What
Constitutes Relationship Abuse
I
read Picture Perfect by Jodi Picoult
about a woman caught in a cycle of abuse. Have to admit, I had a hard time
empathizing. The character grew up with parents who needed her to take on their
pain, which enabled them to continue their behaviors—the father could neglect
his family, pushing the responsibility of the alcoholic mother onto the
daughter. The mother had passive permission to continue her addiction.
Growing
up, the daughter marries a famous man with his own twisted childhood and pain,
and she allows him to take it out on her, telling herself she’s helping him,
it’s not his fault. It’s difficult to imagine thinking like this if you’ve
never experienced it.
Then
I thought about the many unhappy couples who stay married, glued together by
the once-upon-a-time stigma of divorce and today’s financial worries.
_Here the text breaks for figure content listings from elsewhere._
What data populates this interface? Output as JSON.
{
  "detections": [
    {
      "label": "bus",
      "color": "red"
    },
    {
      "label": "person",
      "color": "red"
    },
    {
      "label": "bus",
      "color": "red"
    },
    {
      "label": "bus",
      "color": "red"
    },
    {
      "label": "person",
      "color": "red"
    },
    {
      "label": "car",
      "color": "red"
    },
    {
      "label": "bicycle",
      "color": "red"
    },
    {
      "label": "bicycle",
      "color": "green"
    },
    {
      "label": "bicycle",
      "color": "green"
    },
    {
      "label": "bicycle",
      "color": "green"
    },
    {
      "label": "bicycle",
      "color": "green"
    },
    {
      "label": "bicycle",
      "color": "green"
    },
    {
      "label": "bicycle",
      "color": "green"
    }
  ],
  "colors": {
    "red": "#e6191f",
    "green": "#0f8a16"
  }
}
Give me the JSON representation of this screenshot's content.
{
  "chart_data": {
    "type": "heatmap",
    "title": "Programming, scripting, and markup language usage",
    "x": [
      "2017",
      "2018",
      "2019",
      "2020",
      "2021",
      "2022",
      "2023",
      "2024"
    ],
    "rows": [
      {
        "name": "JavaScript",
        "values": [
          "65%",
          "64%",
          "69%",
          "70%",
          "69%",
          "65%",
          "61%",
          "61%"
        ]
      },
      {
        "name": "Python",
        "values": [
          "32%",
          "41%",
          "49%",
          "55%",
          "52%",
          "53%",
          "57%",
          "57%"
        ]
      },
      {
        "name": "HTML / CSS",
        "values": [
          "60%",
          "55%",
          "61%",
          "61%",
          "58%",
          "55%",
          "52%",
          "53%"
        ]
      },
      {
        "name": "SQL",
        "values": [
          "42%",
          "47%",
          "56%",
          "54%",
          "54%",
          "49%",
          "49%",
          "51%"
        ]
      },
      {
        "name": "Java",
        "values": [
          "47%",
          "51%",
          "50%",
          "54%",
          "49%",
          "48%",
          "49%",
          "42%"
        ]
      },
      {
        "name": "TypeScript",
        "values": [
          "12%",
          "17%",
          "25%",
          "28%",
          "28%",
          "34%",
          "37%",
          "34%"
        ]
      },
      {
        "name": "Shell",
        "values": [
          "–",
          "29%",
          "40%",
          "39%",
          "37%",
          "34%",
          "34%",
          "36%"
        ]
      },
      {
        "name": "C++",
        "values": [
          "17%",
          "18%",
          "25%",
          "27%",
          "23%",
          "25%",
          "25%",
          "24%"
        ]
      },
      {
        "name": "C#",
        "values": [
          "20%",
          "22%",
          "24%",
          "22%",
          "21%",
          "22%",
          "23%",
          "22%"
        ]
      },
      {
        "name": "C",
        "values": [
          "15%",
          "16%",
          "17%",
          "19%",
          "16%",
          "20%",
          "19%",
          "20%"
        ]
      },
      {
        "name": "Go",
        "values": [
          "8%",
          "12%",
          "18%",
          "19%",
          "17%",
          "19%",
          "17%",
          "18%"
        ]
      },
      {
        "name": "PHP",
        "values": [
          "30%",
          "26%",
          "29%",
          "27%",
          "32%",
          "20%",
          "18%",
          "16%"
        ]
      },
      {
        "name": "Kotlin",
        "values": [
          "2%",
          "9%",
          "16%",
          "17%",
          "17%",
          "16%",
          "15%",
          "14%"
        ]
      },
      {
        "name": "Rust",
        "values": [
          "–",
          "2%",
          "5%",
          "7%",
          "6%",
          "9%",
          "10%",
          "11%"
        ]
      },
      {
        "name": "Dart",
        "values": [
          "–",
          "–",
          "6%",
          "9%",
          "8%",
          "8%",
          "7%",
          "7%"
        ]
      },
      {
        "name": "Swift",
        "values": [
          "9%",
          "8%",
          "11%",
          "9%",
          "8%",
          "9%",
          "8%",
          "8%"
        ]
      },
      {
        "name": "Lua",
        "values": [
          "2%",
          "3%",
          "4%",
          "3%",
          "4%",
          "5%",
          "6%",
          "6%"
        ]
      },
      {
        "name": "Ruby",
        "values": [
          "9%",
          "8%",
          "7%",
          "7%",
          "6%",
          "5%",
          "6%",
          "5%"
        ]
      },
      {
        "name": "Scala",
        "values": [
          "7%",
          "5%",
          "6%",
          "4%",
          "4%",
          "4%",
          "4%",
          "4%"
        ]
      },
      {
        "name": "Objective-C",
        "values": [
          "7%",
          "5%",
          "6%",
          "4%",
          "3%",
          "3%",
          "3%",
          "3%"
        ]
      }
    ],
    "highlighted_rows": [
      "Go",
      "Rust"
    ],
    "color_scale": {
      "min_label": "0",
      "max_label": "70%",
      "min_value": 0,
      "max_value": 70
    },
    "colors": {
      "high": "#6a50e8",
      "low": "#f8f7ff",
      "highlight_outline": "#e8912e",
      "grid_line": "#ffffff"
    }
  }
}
We’re
unhappy, despairing of ever being loved, appreciated, close to someone. Yet we
stay—for the kids, personal security, fear of change or jumping from the frying
pan into the fire. I wonder, emotionally, if that’s so different.
We’re
still enabling each other’s dependencies and fears and, if not physically
violent, often with a lot of vocal abuse. We all know couples we like apart and
can’t stand together for more than five minutes. Even without obvious abuse, we
seem driven to accept unfulfilling, lonely lives that can turn us inward toward
anger and depression or outward to hours of social media or every cause,
charity, or committee we can possibly squeeze in to give our lives meaning.
Solutions—anyone
want to share positive or negative stories from personal experience?